Hommes d’affaires et bons vivants, ils sont souvent surpris dans des hôtels en compagnie d’une cohorte de jeunes filles, certaines probablement mineures. Ils sont propriétaires, entre autres, de somptueuses résidences dans les quartiers huppés de Libreville et à travers le pays. Ils tirent leurs fortunes colossales du détournement des fonds destinés aux troupes. Les subalternes leur lancent souvent des regards concupiscents, sans jamais oser dénoncer leur cleptomanie.
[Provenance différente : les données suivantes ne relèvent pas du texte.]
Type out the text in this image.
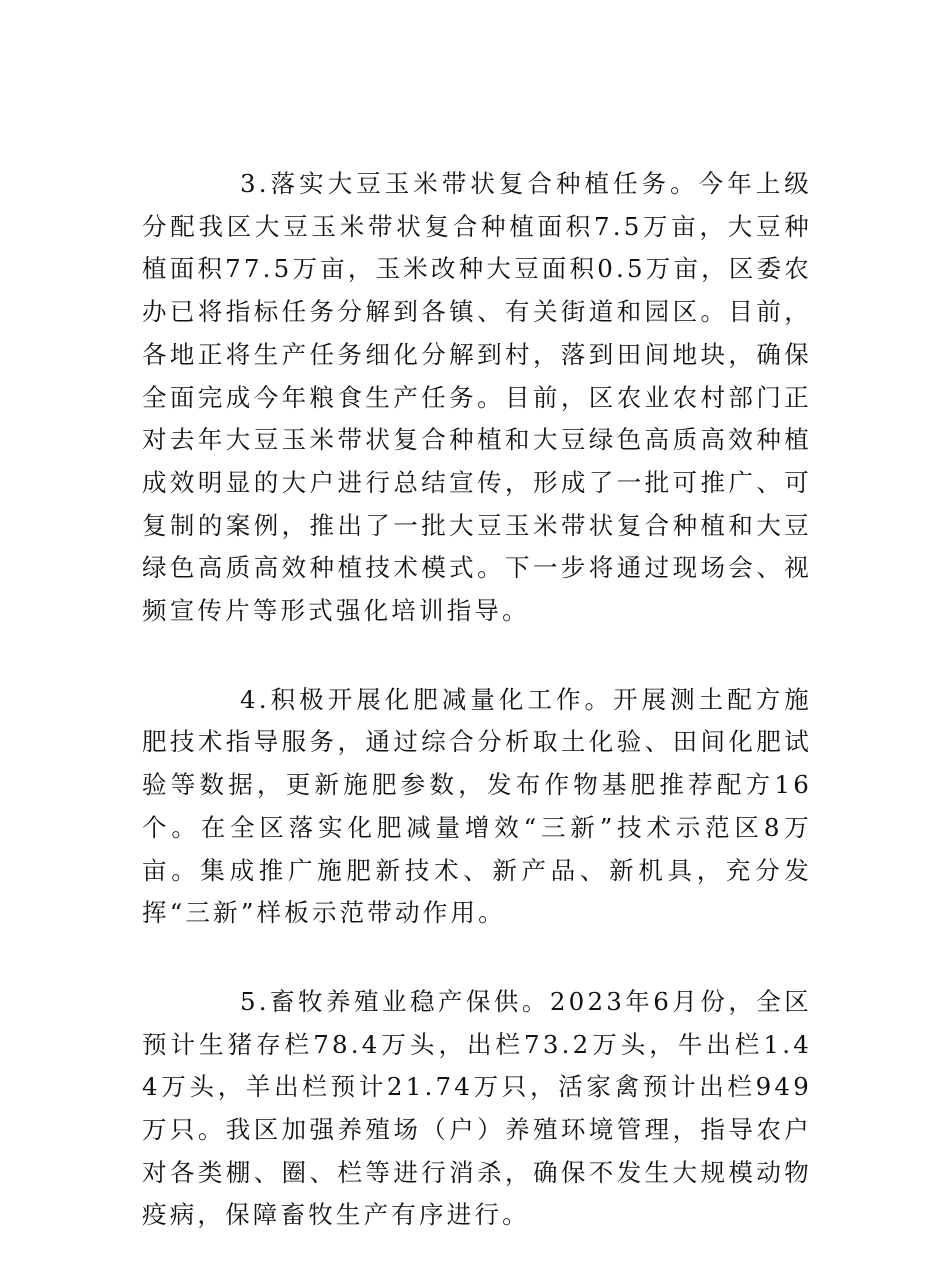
3.落实大豆玉米带状复合种植任务。今年上级分配我区大豆玉米带状复合种植面积7.5万亩，大豆种植面积77.5万亩，玉米改种大豆面积0.5万亩，区委农办已将指标任务分解到各镇、有关街道和园区。目前，各地正将生产任务细化分解到村，落到田间地块，确保全面完成今年粮食生产任务。目前，区农业农村部门正对去年大豆玉米带状复合种植和大豆绿色高质高效种植成效明显的大户进行总结宣传，形成了一批可推广、可复制的案例，推出了一批大豆玉米带状复合种植和大豆绿色高质高效种植技术模式。下一步将通过现场会、视频宣传片等形式强化培训指导。

4.积极开展化肥减量化工作。开展测土配方施肥技术指导服务，通过综合分析取土化验、田间化肥试验等数据，更新施肥参数，发布作物基肥推荐配方16个。在全区落实化肥减量增效“三新”技术示范区8万亩。集成推广施肥新技术、新产品、新机具，充分发挥“三新”样板示范带动作用。

5.畜牧养殖业稳产保供。2023年6月份，全区预计生猪存栏78.4万头，出栏73.2万头，牛出栏1.44万头，羊出栏预计21.74万只，活家禽预计出栏949万只。我区加强养殖场（户）养殖环境管理，指导农户对各类棚、圈、栏等进行消杀，确保不发生大规模动物疫病，保障畜牧生产有序进行。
Ce qui est surprenant est que généraux, très controversés et contestés même par leurs frères d’armes qui requièrent l’anonymat, ont été gratifiés à la tête d’une structure de sécurité qui est tout, sauf une armée. Il s’agit d’une armée de couilles molles, de gueux en déliquescence incapable de défendre l’intérêt supérieur de la Gabon. Sous le règne calamiteux d’Ali Bongo, lorsque l’armée, censée sauver des vies humaines et garantir l’intégrité et la souveraineté, massacre le peuple, ses chefs sont souvent gratifiés.